Van Veen shared his own entrepreneurial story with the students, faculty, and others in attendance. While working on his Information Systems degree as an undergraduate at Wake Forest University, he co-founded CollegeHumor in the Johnson basement in 1999. Since then, CollegeHumor has exploded into the largest comedy property on the internet and the most viewed comedy channel on YouTube. Van Veen also co-founded the hit video-sharing site, Vimeo, as well as BustedTees, one of the leading Internet based t-shirt brands. He is a pioneer in digital content development, production, and marketing, as well as brand management.
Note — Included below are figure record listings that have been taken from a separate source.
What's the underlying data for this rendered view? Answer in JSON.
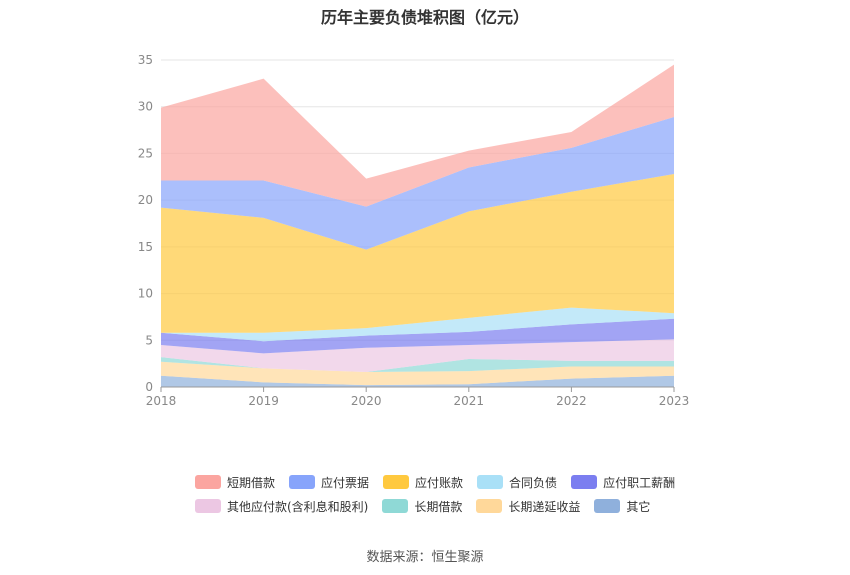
{
  "page": {
    "title": "历年主要负债堆积图（亿元）",
    "source": "数据来源：恒生聚源"
  },
  "chart_data": {
    "type": "area",
    "stacked": true,
    "title": "历年主要负债堆积图（亿元）",
    "x": [
      "2018",
      "2019",
      "2020",
      "2021",
      "2022",
      "2023"
    ],
    "y_ticks": [
      0,
      5,
      10,
      15,
      20,
      25,
      30,
      35
    ],
    "ylim": [
      0,
      35
    ],
    "grid": true,
    "legend_position": "bottom",
    "series": [
      {
        "name": "其它",
        "color": "#8fb0dc",
        "values": [
          1.2,
          0.5,
          0.2,
          0.3,
          0.9,
          1.2
        ]
      },
      {
        "name": "长期递延收益",
        "color": "#ffd89a",
        "values": [
          1.5,
          1.5,
          1.4,
          1.4,
          1.3,
          1.0
        ]
      },
      {
        "name": "长期借款",
        "color": "#8fd9d6",
        "values": [
          0.5,
          0.0,
          0.0,
          1.3,
          0.6,
          0.6
        ]
      },
      {
        "name": "其他应付款(含利息和股利)",
        "color": "#ecc7e3",
        "values": [
          1.3,
          1.6,
          2.6,
          1.5,
          2.0,
          2.3
        ]
      },
      {
        "name": "应付职工薪酬",
        "color": "#7b7ef0",
        "values": [
          1.3,
          1.3,
          1.3,
          1.4,
          1.9,
          2.2
        ]
      },
      {
        "name": "合同负债",
        "color": "#a9e0f7",
        "values": [
          0.0,
          0.9,
          0.8,
          1.5,
          1.8,
          0.6
        ]
      },
      {
        "name": "应付账款",
        "color": "#ffc93f",
        "values": [
          13.4,
          12.3,
          8.4,
          11.4,
          12.4,
          14.9
        ]
      },
      {
        "name": "应付票据",
        "color": "#87a4fb",
        "values": [
          2.9,
          4.0,
          4.6,
          4.7,
          4.7,
          6.1
        ]
      },
      {
        "name": "短期借款",
        "color": "#fba5a0",
        "values": [
          7.8,
          10.9,
          3.0,
          1.8,
          1.7,
          5.6
        ]
      }
    ]
  },
  "legend_rows": [
    [
      {
        "label": "短期借款",
        "color": "#fba5a0"
      },
      {
        "label": "应付票据",
        "color": "#87a4fb"
      },
      {
        "label": "应付账款",
        "color": "#ffc93f"
      },
      {
        "label": "合同负债",
        "color": "#a9e0f7"
      },
      {
        "label": "应付职工薪酬",
        "color": "#7b7ef0"
      }
    ],
    [
      {
        "label": "其他应付款(含利息和股利)",
        "color": "#ecc7e3"
      },
      {
        "label": "长期借款",
        "color": "#8fd9d6"
      },
      {
        "label": "长期递延收益",
        "color": "#ffd89a"
      },
      {
        "label": "其它",
        "color": "#8fb0dc"
      }
    ]
  ]
}
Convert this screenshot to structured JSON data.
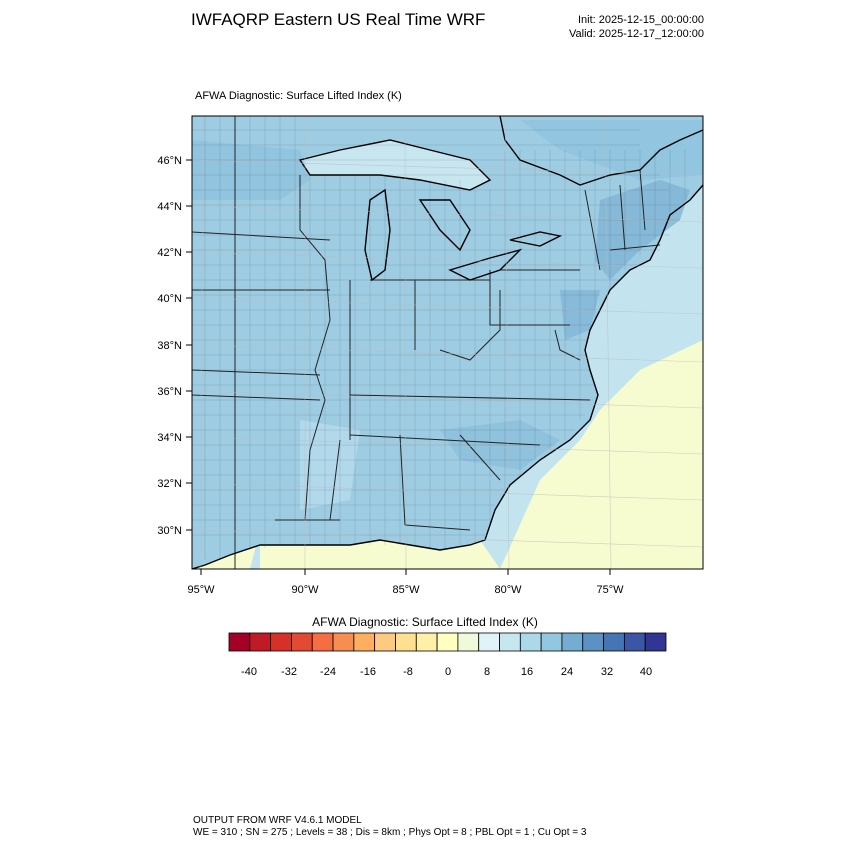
{
  "header": {
    "title": "IWFAQRP Eastern US Real Time WRF",
    "init": "Init: 2025-12-15_00:00:00",
    "valid": "Valid: 2025-12-17_12:00:00"
  },
  "map": {
    "subtitle": "AFWA Diagnostic: Surface Lifted Index   (K)",
    "lat_labels": [
      "46°N",
      "44°N",
      "42°N",
      "40°N",
      "38°N",
      "36°N",
      "34°N",
      "32°N",
      "30°N"
    ],
    "lon_labels": [
      "95°W",
      "90°W",
      "85°W",
      "80°W",
      "75°W"
    ],
    "colors": {
      "land_dominant": "#9ecde3",
      "ocean_north": "#c3e4ef",
      "ocean_south": "#f6fbd0",
      "positive_dark": "#5c98c6",
      "near_zero": "#ffffd2"
    }
  },
  "colorbar": {
    "title": "AFWA Diagnostic: Surface Lifted Index  (K)",
    "tick_labels": [
      "-40",
      "-32",
      "-24",
      "-16",
      "-8",
      "0",
      "8",
      "16",
      "24",
      "32",
      "40"
    ],
    "colors": [
      "#a50026",
      "#c01a27",
      "#d73027",
      "#e34a33",
      "#f46d43",
      "#f88d52",
      "#fdae61",
      "#fec980",
      "#fee090",
      "#fff0a8",
      "#ffffbf",
      "#f0f9d9",
      "#e0f3f8",
      "#c7e6f0",
      "#abd9e9",
      "#93c7e0",
      "#74add1",
      "#5b91c3",
      "#4575b4",
      "#3b56a5",
      "#313695"
    ]
  },
  "footer": {
    "line1": "OUTPUT FROM WRF V4.6.1 MODEL",
    "line2": "WE = 310 ; SN = 275 ; Levels = 38 ; Dis = 8km ; Phys Opt = 8 ; PBL Opt = 1 ; Cu Opt = 3"
  }
}
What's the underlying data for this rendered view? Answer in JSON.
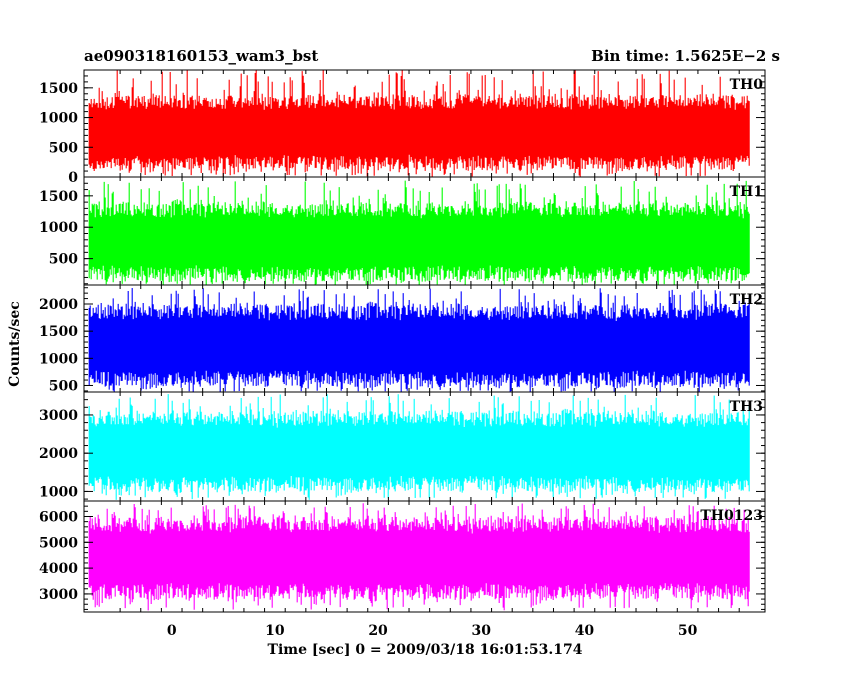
{
  "header": {
    "left": "ae090318160153_wam3_bst",
    "right": "Bin time: 1.5625E−2 s"
  },
  "chart_data": {
    "type": "line",
    "xlabel": "Time [sec] 0 = 2009/03/18 16:01:53.174",
    "ylabel": "Counts/sec",
    "xlim": [
      -8.5,
      57.5
    ],
    "xticks": [
      0,
      10,
      20,
      30,
      40,
      50
    ],
    "x_range_data": [
      -8,
      56
    ],
    "panels": [
      {
        "name": "TH0",
        "color": "#ff0000",
        "ylim": [
          0,
          1800
        ],
        "yticks": [
          0,
          500,
          1000,
          1500
        ],
        "baseline": 750,
        "envelope": [
          120,
          1380
        ],
        "spikes": [
          0,
          1800
        ]
      },
      {
        "name": "TH1",
        "color": "#00ff00",
        "ylim": [
          80,
          1800
        ],
        "yticks": [
          500,
          1000,
          1500
        ],
        "baseline": 750,
        "envelope": [
          150,
          1400
        ],
        "spikes": [
          80,
          1750
        ]
      },
      {
        "name": "TH2",
        "color": "#0000ff",
        "ylim": [
          380,
          2350
        ],
        "yticks": [
          500,
          1000,
          1500,
          2000
        ],
        "baseline": 1200,
        "envelope": [
          480,
          2000
        ],
        "spikes": [
          380,
          2300
        ]
      },
      {
        "name": "TH3",
        "color": "#00ffff",
        "ylim": [
          750,
          3600
        ],
        "yticks": [
          1000,
          2000,
          3000
        ],
        "baseline": 2050,
        "envelope": [
          1000,
          3100
        ],
        "spikes": [
          800,
          3550
        ]
      },
      {
        "name": "TH0123",
        "color": "#ff00ff",
        "ylim": [
          2300,
          6600
        ],
        "yticks": [
          3000,
          4000,
          5000,
          6000
        ],
        "baseline": 4400,
        "envelope": [
          2800,
          6000
        ],
        "spikes": [
          2400,
          6500
        ]
      }
    ],
    "legend": "none",
    "grid": false
  }
}
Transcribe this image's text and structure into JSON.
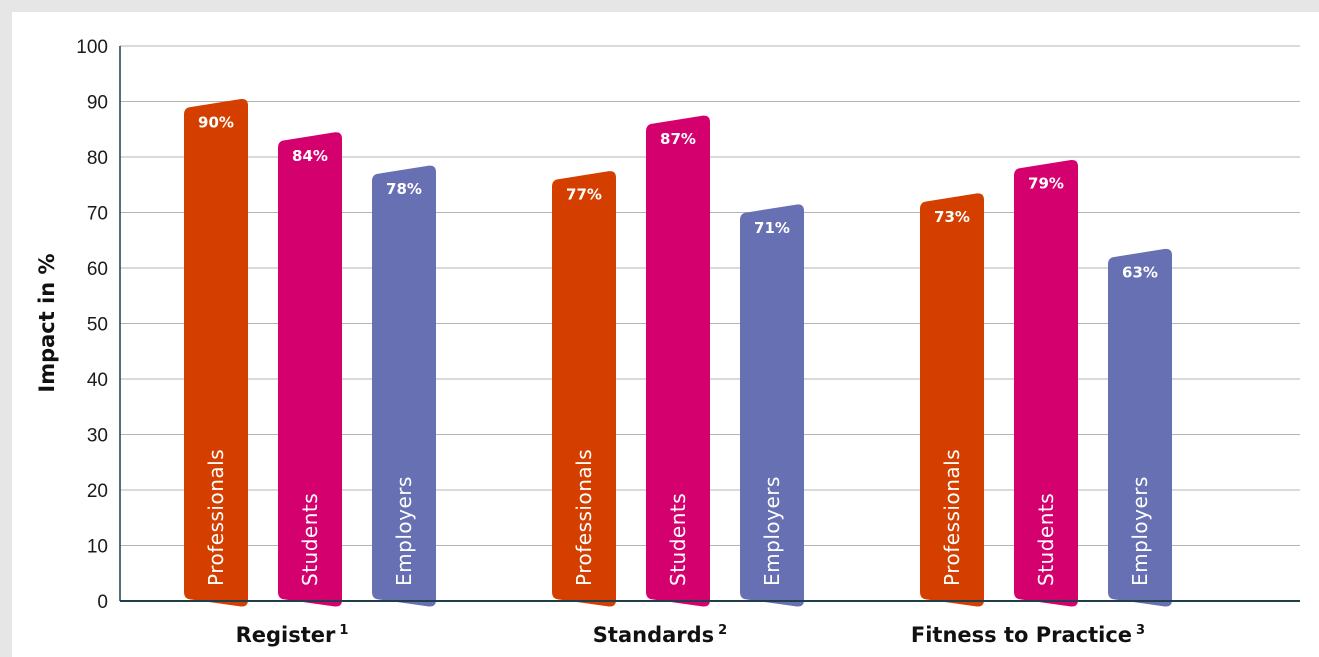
{
  "chart_data": {
    "type": "bar",
    "ylabel": "Impact in %",
    "ylim": [
      0,
      100
    ],
    "yticks": [
      0,
      10,
      20,
      30,
      40,
      50,
      60,
      70,
      80,
      90,
      100
    ],
    "grid": true,
    "categories": [
      {
        "label": "Register",
        "sup": "1"
      },
      {
        "label": "Standards",
        "sup": "2"
      },
      {
        "label": "Fitness to Practice",
        "sup": "3"
      }
    ],
    "series": [
      {
        "name": "Professionals",
        "color": "#d43f00",
        "values": [
          90,
          77,
          73
        ],
        "labels": [
          "90%",
          "77%",
          "73%"
        ]
      },
      {
        "name": "Students",
        "color": "#d4006e",
        "values": [
          84,
          87,
          79
        ],
        "labels": [
          "84%",
          "87%",
          "79%"
        ]
      },
      {
        "name": "Employers",
        "color": "#6670b3",
        "values": [
          78,
          71,
          63
        ],
        "labels": [
          "78%",
          "71%",
          "63%"
        ]
      }
    ]
  }
}
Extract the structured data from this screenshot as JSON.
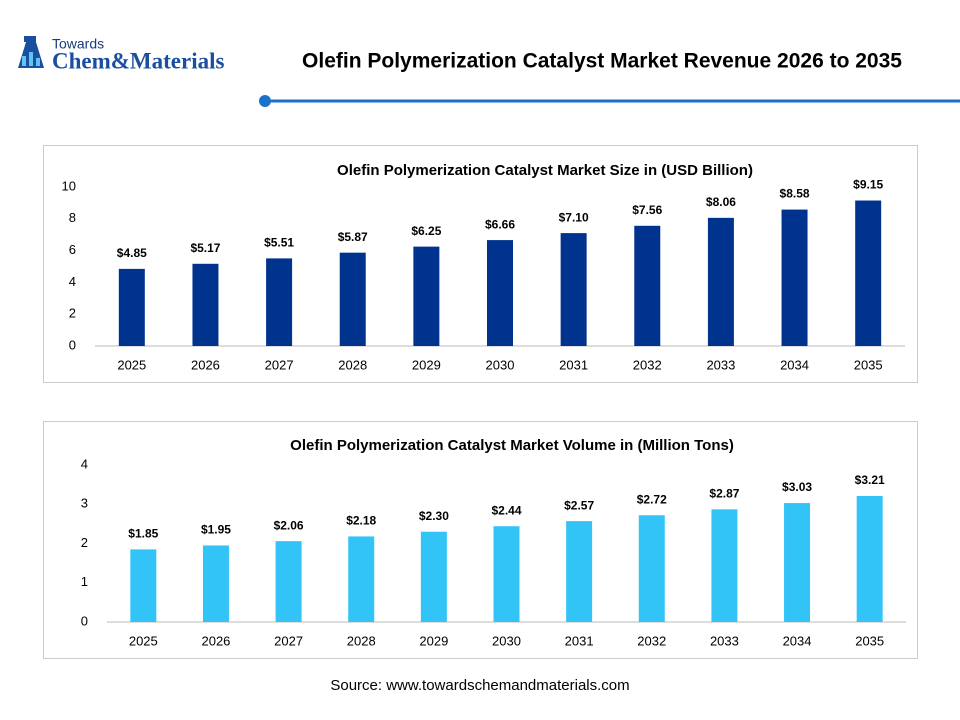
{
  "header": {
    "logo_top": "Towards",
    "logo_main": "Chem&Materials",
    "title": "Olefin Polymerization Catalyst Market Revenue 2026 to 2035"
  },
  "chart_data": [
    {
      "type": "bar",
      "title": "Olefin Polymerization Catalyst Market Size in (USD Billion)",
      "categories": [
        "2025",
        "2026",
        "2027",
        "2028",
        "2029",
        "2030",
        "2031",
        "2032",
        "2033",
        "2034",
        "2035"
      ],
      "values": [
        4.85,
        5.17,
        5.51,
        5.87,
        6.25,
        6.66,
        7.1,
        7.56,
        8.06,
        8.58,
        9.15
      ],
      "value_labels": [
        "$4.85",
        "$5.17",
        "$5.51",
        "$5.87",
        "$6.25",
        "$6.66",
        "$7.10",
        "$7.56",
        "$8.06",
        "$8.58",
        "$9.15"
      ],
      "color": "#00338d",
      "ylim": [
        0,
        10
      ],
      "yticks": [
        0,
        2,
        4,
        6,
        8,
        10
      ],
      "grid": false
    },
    {
      "type": "bar",
      "title": "Olefin Polymerization Catalyst Market Volume in (Million Tons)",
      "categories": [
        "2025",
        "2026",
        "2027",
        "2028",
        "2029",
        "2030",
        "2031",
        "2032",
        "2033",
        "2034",
        "2035"
      ],
      "values": [
        1.85,
        1.95,
        2.06,
        2.18,
        2.3,
        2.44,
        2.57,
        2.72,
        2.87,
        3.03,
        3.21
      ],
      "value_labels": [
        "$1.85",
        "$1.95",
        "$2.06",
        "$2.18",
        "$2.30",
        "$2.44",
        "$2.57",
        "$2.72",
        "$2.87",
        "$3.03",
        "$3.21"
      ],
      "color": "#33c4f7",
      "ylim": [
        0,
        4
      ],
      "yticks": [
        0,
        1,
        2,
        3,
        4
      ],
      "grid": false
    }
  ],
  "source": "Source: www.towardschemandmaterials.com"
}
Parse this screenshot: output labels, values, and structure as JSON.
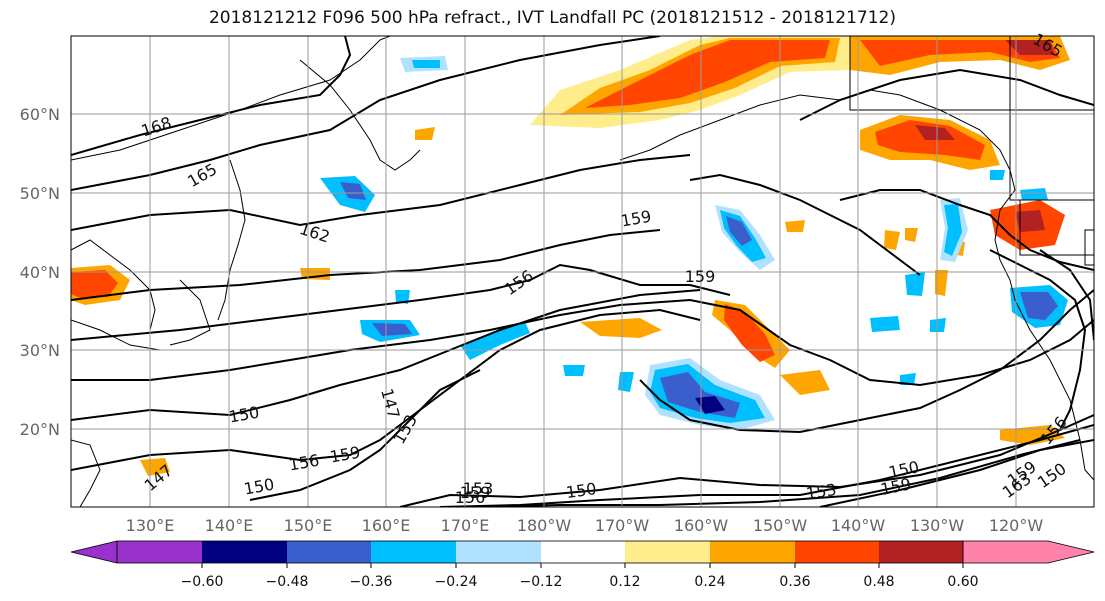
{
  "title": "2018121212 F096 500 hPa refract., IVT Landfall PC (2018121512 - 2018121712)",
  "lat_labels": [
    "60°N",
    "50°N",
    "40°N",
    "30°N",
    "20°N"
  ],
  "lon_labels": [
    "130°E",
    "140°E",
    "150°E",
    "160°E",
    "170°E",
    "180°W",
    "170°W",
    "160°W",
    "150°W",
    "140°W",
    "130°W",
    "120°W"
  ],
  "contour_labels": [
    "168",
    "165",
    "162",
    "159",
    "156",
    "159",
    "153",
    "150",
    "147",
    "156",
    "159",
    "150",
    "147",
    "153",
    "156",
    "159",
    "150",
    "153",
    "159",
    "150",
    "156",
    "163",
    "165",
    "159",
    "150"
  ],
  "colorbar": {
    "colors": [
      "#9932CC",
      "#000080",
      "#3A5FCD",
      "#00BFFF",
      "#B0E2FF",
      "#FFFFFF",
      "#FFEC8B",
      "#FFA500",
      "#FF4500",
      "#B22222",
      "#FF82AB"
    ],
    "ticks": [
      "−0.60",
      "−0.48",
      "−0.36",
      "−0.24",
      "−0.12",
      "0.12",
      "0.24",
      "0.36",
      "0.48",
      "0.60"
    ]
  }
}
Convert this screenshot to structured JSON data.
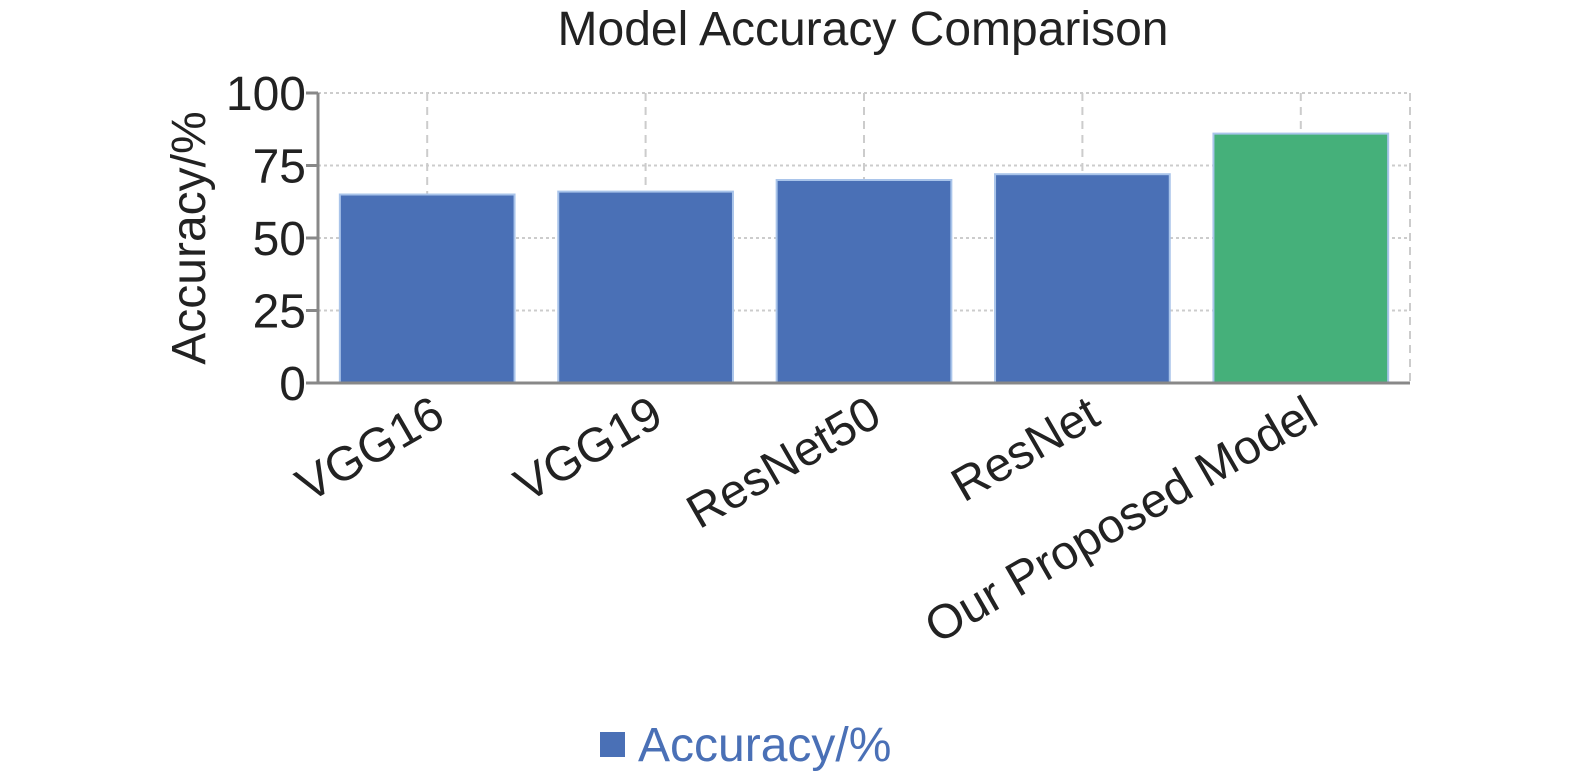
{
  "chart_data": {
    "type": "bar",
    "title": "Model Accuracy Comparison",
    "xlabel": "",
    "ylabel": "Accuracy/%",
    "ylim": [
      0,
      100
    ],
    "yticks": [
      0,
      25,
      50,
      75,
      100
    ],
    "ytick_labels": [
      "0",
      "25",
      "50",
      "75",
      "100"
    ],
    "categories": [
      "VGG16",
      "VGG19",
      "ResNet50",
      "ResNet",
      "Our Proposed Model"
    ],
    "values": [
      65,
      66,
      70,
      72,
      86
    ],
    "bar_colors": [
      "#4a70b6",
      "#4a70b6",
      "#4a70b6",
      "#4a70b6",
      "#45b07a"
    ],
    "grid": true,
    "legend": {
      "placement": "bottom-center",
      "entries": [
        {
          "label": "Accuracy/%",
          "color": "#4a70b6"
        }
      ]
    }
  }
}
When asked what advice he would give to students, Van Veen explained the importance of taking risks. “If everything you do is a success, I’m willing to bet you haven’t risked much,” he said. Though Van Veen’s story is definitely one of entrepreneurial success, he explained that he has had his fair share of projects that did not work out. He encouraged students to consider the scalability and defensibility of their idea, but in the end, be willing to take the risk that is needed to become a success. Van Veen also encouraged students to take advantage of the resources they have available to them today as college students in order to start their own businesses: “It’s easier than ever to start a business in college. I started CollegeHumor in 1999, then the Dotcom Crash hit in 2001, but I had a safety net: my meal card,” he explained amidst laughs from the audience.
Van Veen reminded students to take advantage of their college careers to build the entrepreneurial skills that employers are looking for, whether they want to eventually start their own business or not. “Technology is obliterating a lot of jobs today, but it cannot obliterate the people who come up with ideas,” he said. “To come up with good ideas, you need a little knowledge from a lot of areas. That’s the benefit of a liberal arts education, so absorb as much as you can and take it all in.”